Logistical Hurdles on the Ground

Organisers face significant logistical challenges in delivering the trials across a geographically dispersed area. Roads in North Kivu remain dangerous in some stretches due to armed group activity, complicating the transport of temperature-sensitive medications. The WHO has pre-positioned supplies at regional hubs and trained additional staff to administer infusions at remote health posts. Cold chain equipment has been installed at 14 sites across affected provinces.

Global Health Implications

Successful trial results could trigger a cascade of policy changes affecting how the WHO stockpiles and deploys Ebola treatments during future outbreaks. Currently, no Ebola therapeutic holds widespread regulatory approval for routine use, leaving clinicians with limited tools beyond supportive care such as fluid replacement and fever management. If either drug demonstrates clear benefit, manufacturers would have stronger incentive to scale up production and seek formal authorisation from agencies including the US Food and Drug Administration and the European Medicines Agency.

The initiative aligns with the WHO's broader strategy to develop a portfolio of outbreak-ready medical countermeasures. The organisation has committed to maintaining a global research roster of potential pandemic threats, prioritising pathogens with high mortality rates and limited treatment options. Ebola sits near the top of that list due to its propensity for explosive nosocomial transmission and its historical fatality rate exceeding 50 percent in some outbreaks.

Community Engagement Strategy

Health officials acknowledged that recruiting patients for a clinical trial during an active outbreak requires delicate community engagement. The WHO has partnered with local leaders, religious figures, and survivor networks to explain the trial's purpose and address misconceptions about experimental medicine. Trained communicators will visit households in affected areas before enrolment begins, answering questions and distributing printed materials in local languages including Swahili and Lingala.
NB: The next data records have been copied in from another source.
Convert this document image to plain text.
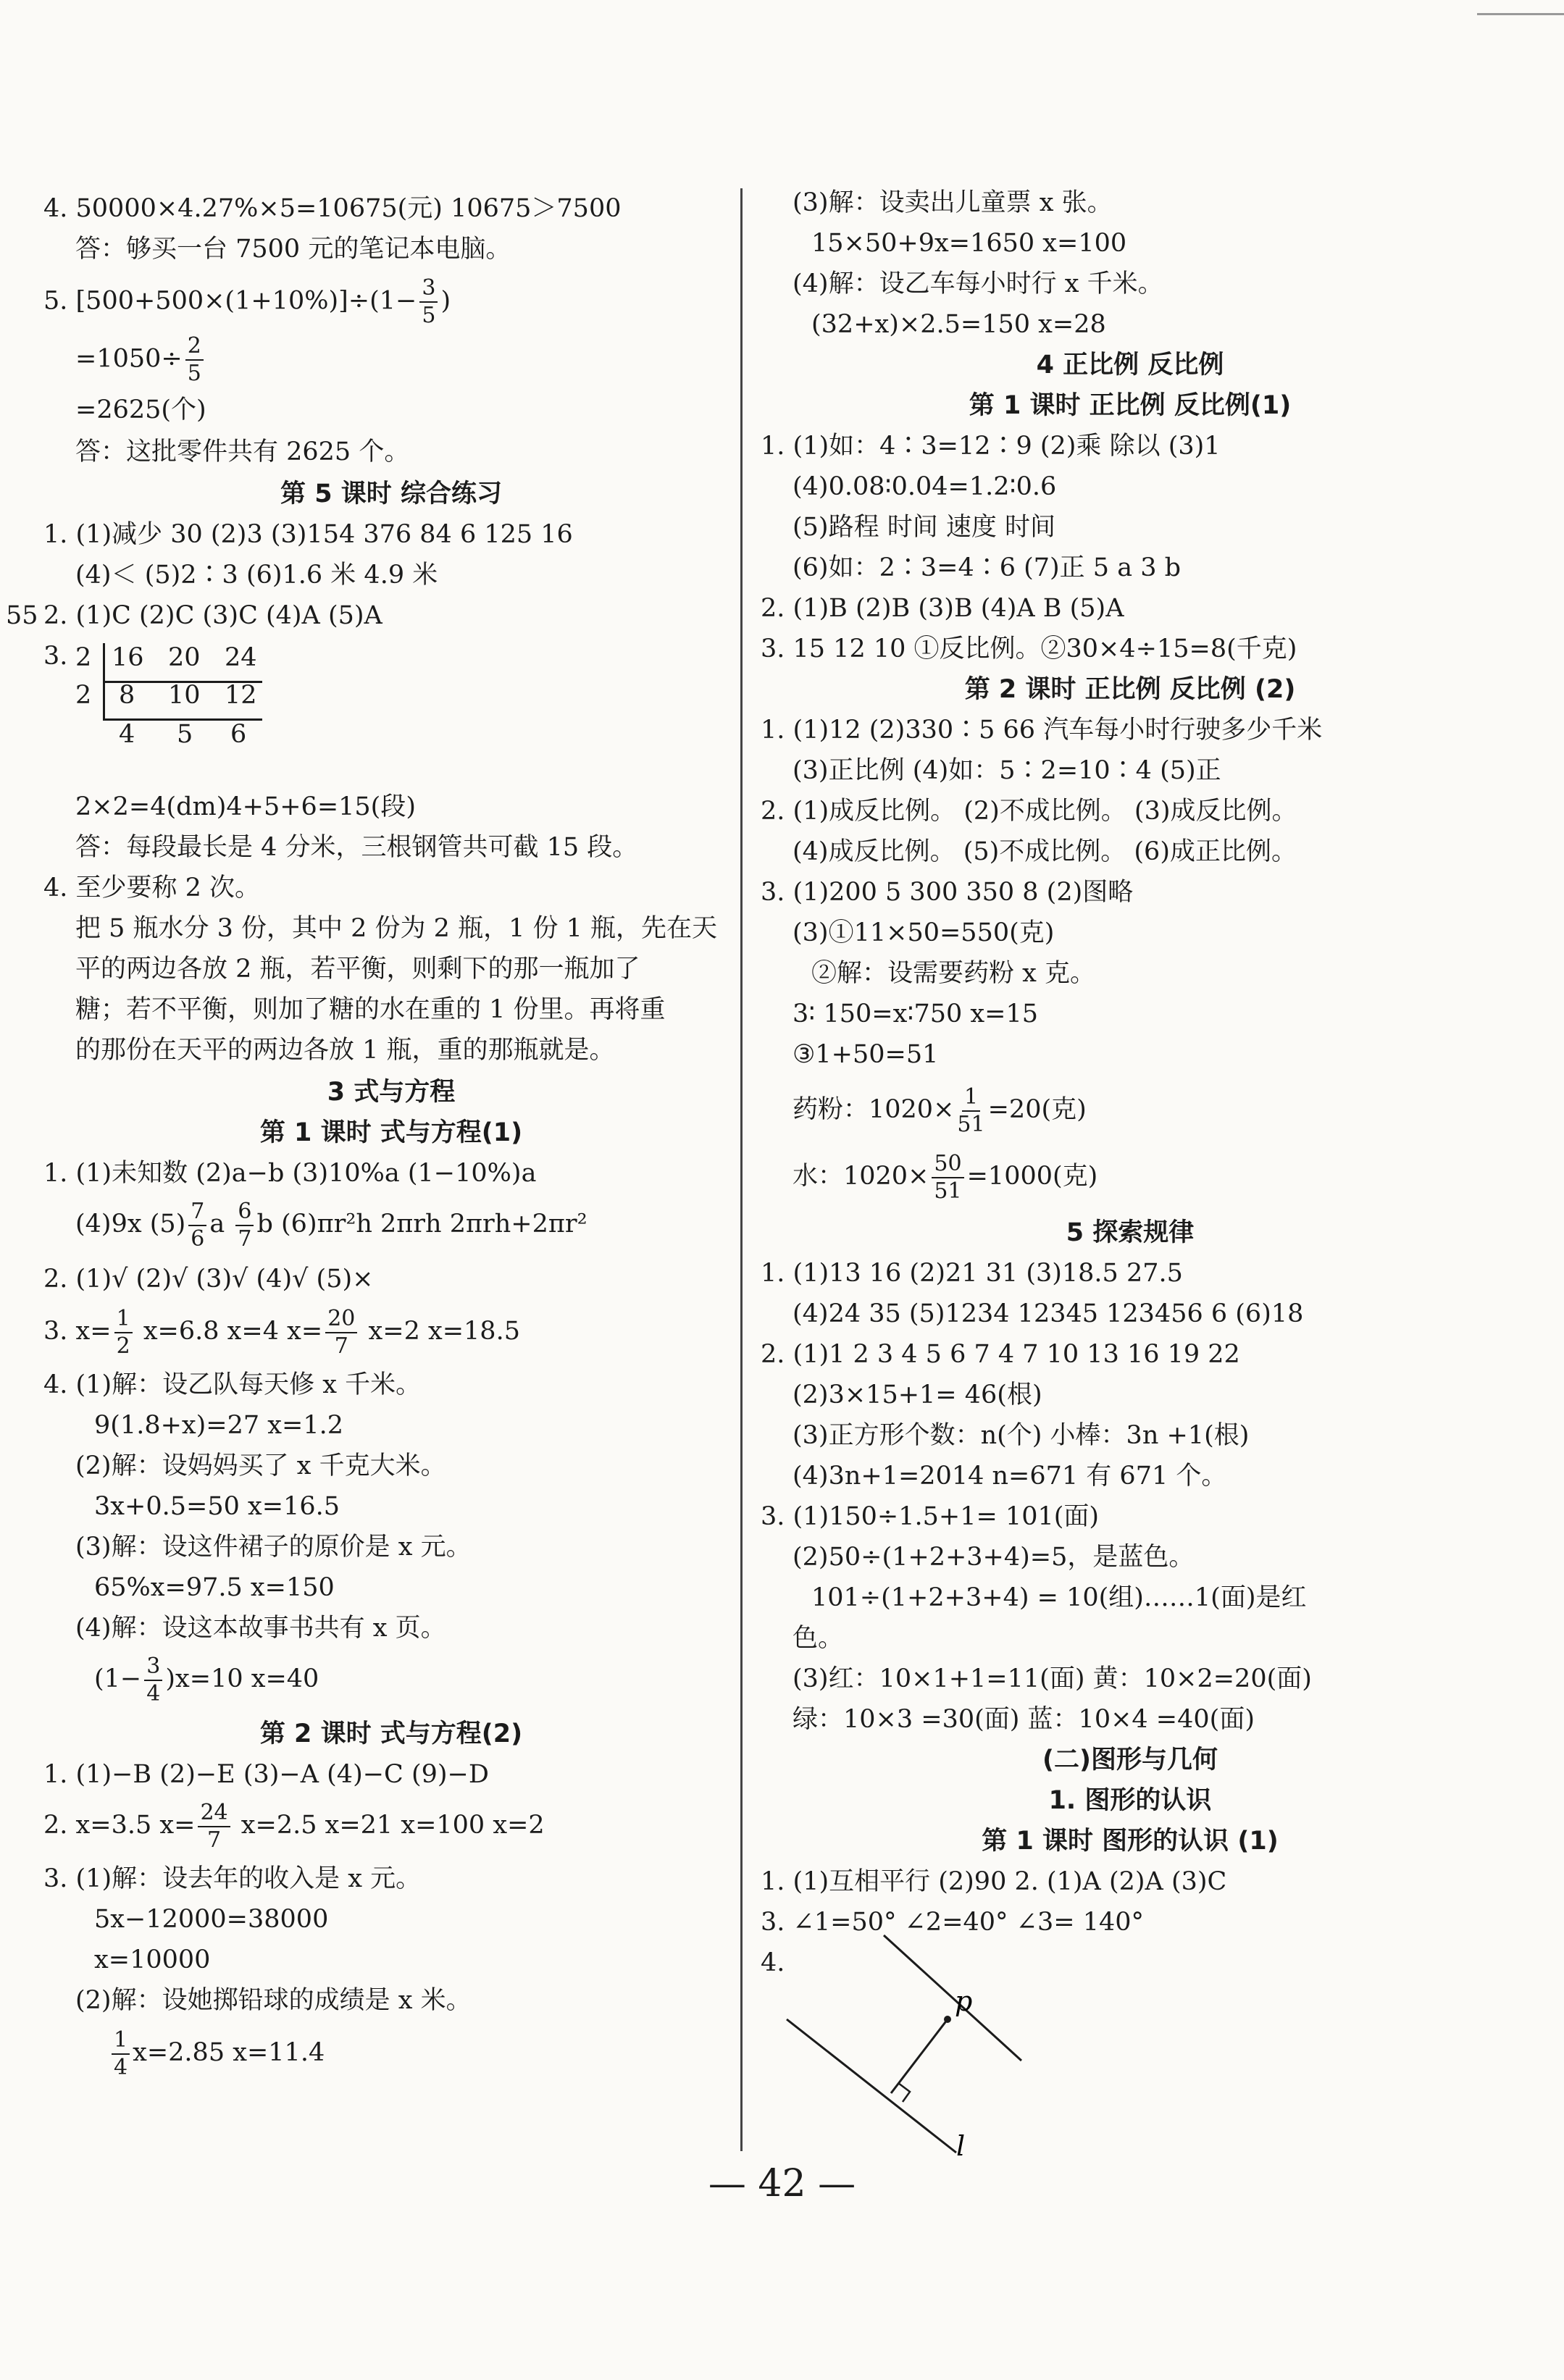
4. 50000×4.27%×5=10675(元) 10675＞7500
答：够买一台 7500 元的笔记本电脑。
5. $[500+500\times(1+10\%)]\div(1- \frac{3}{5}$ )
$=1050\div \frac{2}{5}$
=2625(个)
答：这批零件共有 2625 个。
第 5 课时 综合练习
1. (1)减少 30 (2)3 (3)154 376 84 6 125 16
(4)＜ (5)2∶3 (6)1.6 米 4.9 米
55 2. (1)C (2)C (3)C (4)A (5)A
3. 2 16 20 24
2 8 10 12
4 5 6
2×2=4(dm)4+5+6=15(段)
答：每段最长是 4 分米，三根钢管共可截 15 段。
4. 至少要称 2 次。
把 5 瓶水分 3 份，其中 2 份为 2 瓶，1 份 1 瓶，先在天
平的两边各放 2 瓶，若平衡，则剩下的那一瓶加了
糖；若不平衡，则加了糖的水在重的 1 份里。再将重
的那份在天平的两边各放 1 瓶，重的那瓶就是。
3 式与方程
第 1 课时 式与方程(1)
1. (1)未知数 (2)a−b (3)10%a (1−10%)a
(4)9x $(5) \frac{7}{6}$ a $\frac{6}{7}$ b (6)πr²h 2πrh 2πrh+2πr²
2. (1)√ (2)√ (3)√ (4)√ (5)×
3. $x= \frac{1}{2} x=6.8$ x=4 $x= \frac{20}{7} x=2$ x=18.5
4. (1)解：设乙队每天修 x 千米。
9(1.8+x)=27 x=1.2
(2)解：设妈妈买了 x 千克大米。
3x+0.5=50 x=16.5
(3)解：设这件裙子的原价是 x 元。
65%x=97.5 x=150
(4)解：设这本故事书共有 x 页。
$(1- \frac{3}{4} )x=10$ x=40
第 2 课时 式与方程(2)
1. (1)−B (2)−E (3)−A (4)−C (9)−D
2. x=3.5 $x= \frac{24}{7} x=2.5$ x=21 x=100 x=2
3. (1)解：设去年的收入是 x 元。
5x−12000=38000
x=10000
(2)解：设她掷铅球的成绩是 x 米。
$\frac{1}{4} x=2.85$ x=11.4
(3)解：设卖出儿童票 x 张。
15×50+9x=1650 x=100
(4)解：设乙车每小时行 x 千米。
(32+x)×2.5=150 x=28
4 正比例 反比例
第 1 课时 正比例 反比例(1)
1. (1)如：4∶3=12∶9 (2)乘 除以 (3)1
(4)0.08∶0.04=1.2∶0.6
(5)路程 时间 速度 时间
(6)如：2∶3=4∶6 (7)正 5 a 3 b
2. (1)B (2)B (3)B (4)A B (5)A
3. 15 12 10 ①反比例。②30×4÷15=8(千克)
第 2 课时 正比例 反比例 (2)
1. (1)12 (2)330∶5 66 汽车每小时行驶多少千米
(3)正比例 (4)如：5∶2=10∶4 (5)正
2. (1)成反比例。 (2)不成比例。 (3)成反比例。
(4)成反比例。 (5)不成比例。 (6)成正比例。
3. (1)200 5 300 350 8 (2)图略
(3)①11×50=550(克)
②解：设需要药粉 x 克。
3∶ 150=x∶750 x=15
③1+50=51
药粉：$1020\times \frac{1}{51} =20$(克)
水：$1020\times \frac{50}{51} =1000$(克)
5 探索规律
1. (1)13 16 (2)21 31 (3)18.5 27.5
(4)24 35 (5)1234 12345 123456 6 (6)18
2. (1)1 2 3 4 5 6 7 4 7 10 13 16 19 22
(2)3×15+1= 46(根)
(3)正方形个数：n(个) 小棒：3n +1(根)
(4)3n+1=2014 n=671 有 671 个。
3. (1)150÷1.5+1= 101(面)
(2)50÷(1+2+3+4)=5，是蓝色。
101÷(1+2+3+4) = 10(组)……1(面)是红
色。
(3)红：10×1+1=11(面) 黄：10×2=20(面)
绿：10×3 =30(面) 蓝：10×4 =40(面)
(二)图形与几何
1. 图形的认识
第 1 课时 图形的认识 (1)
1. (1)互相平行 (2)90 2. (1)A (2)A (3)C
3. ∠1=50° ∠2=40° ∠3= 140°
4.
p
l
— 42 —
Survivors of previous Ebola infections will play a visible role in the outreach effort. Researchers have documented cases where survivors' testimonials shifted community attitudes toward accepting medical interventions. The trial protocol includes provisions allowing patients to withdraw at any time without affecting their access to standard care, a protection designed to ensure voluntary participation rather than coercion.

Regulatory and Funding Landscape

The trials received funding from a coalition of government donors and private foundations that support epidemic preparedness research. Financial details remain undisclosed, though the WHO indicated the budget covers drug manufacturing, staff training, and data management systems. Regulatory submissions have been filed in the United Kingdom and Canada, where accelerated approval pathways for outbreak-relevant treatments exist. Officials expect reviews to conclude within 18 months of receiving complete trial data.

What Happens Next

Enrolment is scheduled to begin Monday in three pilot health facilities before expanding to additional sites within two weeks. Investigators will conduct an interim analysis once half the planned participants have completed follow-up, potentially allowing early termination if one treatment shows overwhelming benefit or harm. The WHO plans to publish preliminary results in a public repository regardless of outcome, a policy designed to ensure transparency and avoid publication bias.

Researchers and public health officials will be watching closely. If the trials succeed, they could establish a template for rapidly evaluating treatments during future outbreaks rather than waiting years for regulatory approvals. The next critical milestone arrives in approximately six weeks, when the first batch of safety data becomes available for independent review.